26.05.2021 h 17:08 commenti

Morte Luana, perizia sull'orditoio: la lettura della 'scatola nera' sarà affidata ai tecnici della casa costruttrice

I consulenti della procura, degli indagati e della famiglia della vittima hanno iniziato l'analisi del macchinario che ha risucchiato e ucciso la giovane mamma. Scaricata la registrazione delle lavorazioni precedenti all'infortunio: si tratta di codici che, probabilmente, potranno essere letti e spiegati solo con l'aiuto di chi ha costruito il macchinario
Morte Luana, perizia sull'orditoio: la lettura della 'scatola nera' sarà affidata ai tecnici della casa costruttrice
Per ricostruire la dinamica dell'infortunio costato la vita a Luana D'Orazio, la mamma di 22 anni morta lo scorso 3 maggio nella fabbrica in cui lavorava come apprendista, l'Orditura Luana di Oste, servirà convocare i tecnici della Karl Mayer Texilmachine Fabrik, la casa costruttrice del macchinario. Oggi, mercoledì 26 maggio, i consulenti nominati dalla procura, dai due indagati – la titolare dell'azienda, Luana Coppini (avvocati Alberto Rocca e Barbara Mercuri), e il manutentore dell'orditoio che ha agganciato e trascinato via l'operaia, Mario Cusimano (avvocato Stefano Camerini) – e dai legali che assistono la famiglia D'Orazio, si sono dati appuntamento per avviare la perizia utile a mettere in fila tutti i tasselli della tragedia.
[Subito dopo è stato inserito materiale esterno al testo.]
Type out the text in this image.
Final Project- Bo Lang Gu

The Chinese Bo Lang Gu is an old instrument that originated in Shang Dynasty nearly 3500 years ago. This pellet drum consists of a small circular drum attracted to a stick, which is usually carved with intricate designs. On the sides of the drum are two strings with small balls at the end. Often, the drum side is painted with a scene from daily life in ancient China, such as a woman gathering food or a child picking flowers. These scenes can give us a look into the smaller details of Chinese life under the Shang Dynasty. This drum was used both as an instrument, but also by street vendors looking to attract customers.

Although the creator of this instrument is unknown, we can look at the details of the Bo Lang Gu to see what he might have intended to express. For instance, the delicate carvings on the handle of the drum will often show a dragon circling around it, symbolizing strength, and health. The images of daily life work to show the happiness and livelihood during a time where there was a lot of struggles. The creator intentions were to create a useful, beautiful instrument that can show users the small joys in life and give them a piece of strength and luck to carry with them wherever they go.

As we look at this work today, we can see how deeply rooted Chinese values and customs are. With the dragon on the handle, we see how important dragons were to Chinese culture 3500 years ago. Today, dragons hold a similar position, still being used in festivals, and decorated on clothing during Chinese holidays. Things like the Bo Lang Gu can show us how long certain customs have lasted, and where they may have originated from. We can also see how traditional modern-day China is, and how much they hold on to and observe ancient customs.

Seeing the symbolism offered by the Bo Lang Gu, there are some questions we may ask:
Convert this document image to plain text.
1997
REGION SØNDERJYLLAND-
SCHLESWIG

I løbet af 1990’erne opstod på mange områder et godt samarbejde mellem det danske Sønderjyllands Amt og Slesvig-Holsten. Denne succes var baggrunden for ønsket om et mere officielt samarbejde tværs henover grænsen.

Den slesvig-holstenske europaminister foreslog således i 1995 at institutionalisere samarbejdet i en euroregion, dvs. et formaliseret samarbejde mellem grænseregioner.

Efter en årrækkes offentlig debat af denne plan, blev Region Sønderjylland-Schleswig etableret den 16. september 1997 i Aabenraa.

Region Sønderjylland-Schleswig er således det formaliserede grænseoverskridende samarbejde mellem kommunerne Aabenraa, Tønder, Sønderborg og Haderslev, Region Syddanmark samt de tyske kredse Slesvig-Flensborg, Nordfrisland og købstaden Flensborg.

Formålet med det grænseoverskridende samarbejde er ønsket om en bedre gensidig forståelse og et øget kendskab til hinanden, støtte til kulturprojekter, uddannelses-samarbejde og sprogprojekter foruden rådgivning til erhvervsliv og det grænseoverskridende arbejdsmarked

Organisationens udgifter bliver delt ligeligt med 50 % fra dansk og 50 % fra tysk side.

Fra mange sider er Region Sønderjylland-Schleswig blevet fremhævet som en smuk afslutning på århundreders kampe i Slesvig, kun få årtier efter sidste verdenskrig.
Secondo quanto trapelato, l'orditoio sarebbe stato avviato e sarebbe stata scaricato il contenuto della sorta di scatola nera che registra l'andamento delle lavorazioni e che, naturalmente, ha registrato anche quanto avvenuto quella mattina fino al momento dell'incidente. Una registrazione  fatta di codici che necessitano di una lettura e di una interpretazione precise che, probabilmente, solo i costruttori sono in grado di restituire. Si tratta di accertare la fase esatta della lavorazione quando la giovane è stata risucchiata, eventuali anomalie nel funzionamento, la velocità con cui l'orditoio stava operando e se davvero, come sostiene la procura dal primo momento e come viene contestato agli indagati, siano stati fatti interventi per consentire al macchinario di lavorare anche con le cautele antinfortunistiche disattivate. In particolare, gli investigatori parlano della rimozione della saracinesca e, quindi, della mancanza di una barriera tra l'operaia e il macchinario in funzione. Diverse le domande in attesa di risposta: quanti sono i dispositivi di protezione sul macchinario? nel caso di rimozione o malfunzionamento di una delle cautele, le altre entrano in funzione? fanno ugualmente il loro dovere? 
Intanto, è previsto nei prossimi giorni l'interrogatorio del manutentore che si è detto disponibile a rispondere alle domande degli inquirenti; inquirenti che hanno già sentito i colleghi della vittima che hanno raccontato le modalità con le quali gli orditoi e gli altri macchinari venivano messi in funzione e fatti lavorare.